The Metro transit authority, in a move to improve Metrobus service for handicapped riders, decided yesterday for the first time to buy buses equipped with special lifts designed to help passengers in wheel chairs get aboard.

The new buses, Metro officials said, will have collapsible front steps that can be instantaneously converted into hydraulically or electrically operated lifts. Handicapped riders would maneuver their wheelchair onto the lift, which would raise them aboard the bus or lower them to the ground after a bus ride.

The first Metrobuses outfitted with lifts would comprise only a small part of the area's bus fleet with the transit agency initially planning to purchase as few as 120 of the specially designed buses. Metro now operates a 1,800-bus fleet. Eventually, all Metrobuses may be specially equipped for handicapped riders, officials say.

Lift-equipped buses are only starting to gain acceptance among major transit systems in the United States. Metro officials say they intend to move cautiously in buying the largely unproven equipment. Their main concern, they say, is that they newly designed lifts may be susceptible to troublesome breakdowns or malfunctions.

There are increasing signs, however, of federal emphasis on making big-city transit systems easier for handicapped riders to use. Secretary of Transportation Brock Adams recently announced a new policy under which all public buses purchased with federal funds after September, 1979, must be designed for ready access by handicapped and elderly passengers.

Metro's board of directors voted yesterday to buy at least 120 lift-equipped buses to replace some of its oldest and most obsolete vehicles. A larger purchase is possible, however, because the board decided it might buy an additional 108 such buses if the devices appear to be working satisfactorily in other transit systems that use them.

In addition, the board agreed to purchase 20 smaller buses, also outfitted with lifts, for use on the mid-city Downtowner route, the M-8.

Richard Heddinger, one of several handicapped persons who attended the board session, applauded the board's decision as a significant first step, but complained that "the action doesn't go far enough." He contended that the board should have moved immediately to buy 223 lift-equipped buses, instead of deferring a decision on the second group of 108.

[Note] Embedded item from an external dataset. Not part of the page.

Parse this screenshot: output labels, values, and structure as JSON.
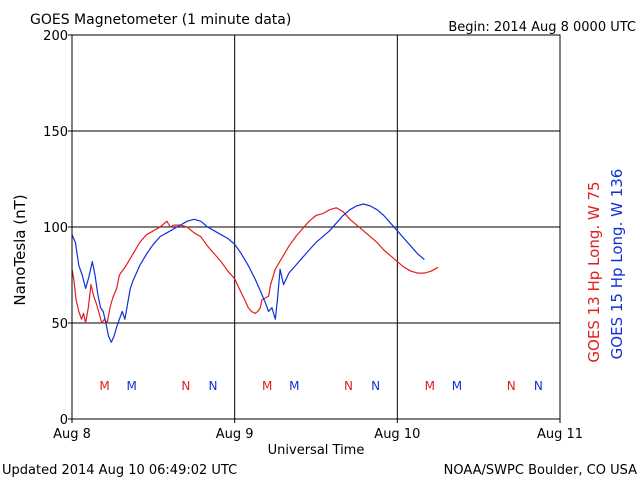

Heddinger is a local board member of the National Paraplegic Foundation and a plaintiff in a suit that forced Metro to install elevators for handicapped passengers in the new subway system.

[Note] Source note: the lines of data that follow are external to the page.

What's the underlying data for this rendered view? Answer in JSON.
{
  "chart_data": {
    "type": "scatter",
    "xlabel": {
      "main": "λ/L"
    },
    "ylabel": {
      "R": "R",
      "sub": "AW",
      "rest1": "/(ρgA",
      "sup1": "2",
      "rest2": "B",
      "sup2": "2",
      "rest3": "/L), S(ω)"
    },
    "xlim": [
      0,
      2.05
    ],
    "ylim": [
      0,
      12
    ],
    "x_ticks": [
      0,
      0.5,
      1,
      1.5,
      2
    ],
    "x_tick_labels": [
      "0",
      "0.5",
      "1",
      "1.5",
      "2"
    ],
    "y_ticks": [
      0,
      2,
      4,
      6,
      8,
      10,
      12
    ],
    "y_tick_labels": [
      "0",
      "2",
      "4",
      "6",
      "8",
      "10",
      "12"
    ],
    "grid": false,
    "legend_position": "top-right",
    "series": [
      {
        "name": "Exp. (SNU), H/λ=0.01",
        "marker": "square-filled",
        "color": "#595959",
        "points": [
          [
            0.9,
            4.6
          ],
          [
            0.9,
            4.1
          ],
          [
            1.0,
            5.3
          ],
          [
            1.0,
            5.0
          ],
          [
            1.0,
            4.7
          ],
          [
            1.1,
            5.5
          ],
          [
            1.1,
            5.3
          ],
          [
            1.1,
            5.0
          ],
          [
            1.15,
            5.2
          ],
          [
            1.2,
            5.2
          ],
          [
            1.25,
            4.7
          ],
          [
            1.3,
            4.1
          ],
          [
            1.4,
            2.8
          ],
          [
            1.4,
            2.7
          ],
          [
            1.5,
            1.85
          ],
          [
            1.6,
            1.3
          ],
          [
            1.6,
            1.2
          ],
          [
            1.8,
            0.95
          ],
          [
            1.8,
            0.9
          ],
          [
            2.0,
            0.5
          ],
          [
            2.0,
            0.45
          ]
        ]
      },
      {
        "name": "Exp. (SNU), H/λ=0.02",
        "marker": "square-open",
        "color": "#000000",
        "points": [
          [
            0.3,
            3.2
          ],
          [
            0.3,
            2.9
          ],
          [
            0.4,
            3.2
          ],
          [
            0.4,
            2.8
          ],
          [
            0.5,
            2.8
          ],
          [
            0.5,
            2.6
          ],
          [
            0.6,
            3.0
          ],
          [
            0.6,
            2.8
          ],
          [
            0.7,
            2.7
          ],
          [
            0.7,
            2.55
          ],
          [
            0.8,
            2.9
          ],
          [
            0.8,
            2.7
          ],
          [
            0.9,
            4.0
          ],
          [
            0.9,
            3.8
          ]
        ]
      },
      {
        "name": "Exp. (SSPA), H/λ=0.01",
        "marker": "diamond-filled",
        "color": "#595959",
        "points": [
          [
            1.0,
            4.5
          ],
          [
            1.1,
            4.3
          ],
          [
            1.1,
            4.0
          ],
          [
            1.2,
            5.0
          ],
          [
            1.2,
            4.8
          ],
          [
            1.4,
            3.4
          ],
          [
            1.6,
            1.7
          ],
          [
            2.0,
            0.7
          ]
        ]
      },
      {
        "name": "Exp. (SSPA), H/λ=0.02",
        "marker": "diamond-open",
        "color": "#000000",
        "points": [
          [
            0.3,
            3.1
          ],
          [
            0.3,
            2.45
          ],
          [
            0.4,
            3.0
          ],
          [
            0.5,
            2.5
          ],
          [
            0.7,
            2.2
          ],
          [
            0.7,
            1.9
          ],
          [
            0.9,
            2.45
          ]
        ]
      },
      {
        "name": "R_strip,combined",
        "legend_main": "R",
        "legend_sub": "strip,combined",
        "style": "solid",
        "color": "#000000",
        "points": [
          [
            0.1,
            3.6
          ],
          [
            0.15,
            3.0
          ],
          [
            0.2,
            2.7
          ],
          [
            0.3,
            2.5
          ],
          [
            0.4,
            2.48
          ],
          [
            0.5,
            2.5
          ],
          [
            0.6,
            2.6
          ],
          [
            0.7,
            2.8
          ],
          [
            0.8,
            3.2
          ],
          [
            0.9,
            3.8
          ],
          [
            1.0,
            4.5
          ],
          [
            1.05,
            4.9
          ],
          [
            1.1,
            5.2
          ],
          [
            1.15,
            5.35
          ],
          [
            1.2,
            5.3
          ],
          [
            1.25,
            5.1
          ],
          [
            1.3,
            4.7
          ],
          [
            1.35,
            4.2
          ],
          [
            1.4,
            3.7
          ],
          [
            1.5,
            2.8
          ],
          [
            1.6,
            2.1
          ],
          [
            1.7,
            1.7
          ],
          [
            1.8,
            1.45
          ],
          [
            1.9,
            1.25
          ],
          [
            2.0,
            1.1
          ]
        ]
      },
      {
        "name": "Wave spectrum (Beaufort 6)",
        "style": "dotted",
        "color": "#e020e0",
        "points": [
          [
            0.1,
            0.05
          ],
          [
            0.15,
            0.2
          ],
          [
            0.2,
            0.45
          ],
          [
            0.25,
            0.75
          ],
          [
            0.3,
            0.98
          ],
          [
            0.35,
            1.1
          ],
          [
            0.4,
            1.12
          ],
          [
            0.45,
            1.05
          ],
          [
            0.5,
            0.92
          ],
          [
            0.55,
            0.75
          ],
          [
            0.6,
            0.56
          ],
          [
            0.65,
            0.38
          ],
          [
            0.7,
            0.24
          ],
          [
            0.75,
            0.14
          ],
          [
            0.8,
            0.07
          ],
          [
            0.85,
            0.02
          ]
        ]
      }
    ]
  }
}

The lift-equipped buses are expected to be in operation here by next summer. Metro officials estimate their cost at about $20 million, an amount expected to be largely subsidized by the federal government. Both Metro and federal transportation officials say the U.S. subsidy for the bus purchase is virtually assured.

The St. Louis bus system this month became the first in the United States to put a substantial number of life-equipped buses into regular service, although such buses have been used in small, specialized projects elsewhere for some time.

A spokeswoman for the Urban Mass Transportation Administration said substantial members of lift-equipped buses also have been ordered by transit agencies in Los Angeles. Detroit, Altanta, Seattle, Stamford, Conn, New Haven and Santa Clara, Calif.

In St. Louis, where 60 buses with lifts were put into service Aug. 15, few passengers have used them - only about 15 so far - and some mechanical troubles have occurred, according to a spokeswoman for the Bi-State Development Agency, which runs the bus system.

The malfunctions however, have taken place only during training exercises and during nightly maintenance checkups. Shirley Browne, the agency's public information director, said.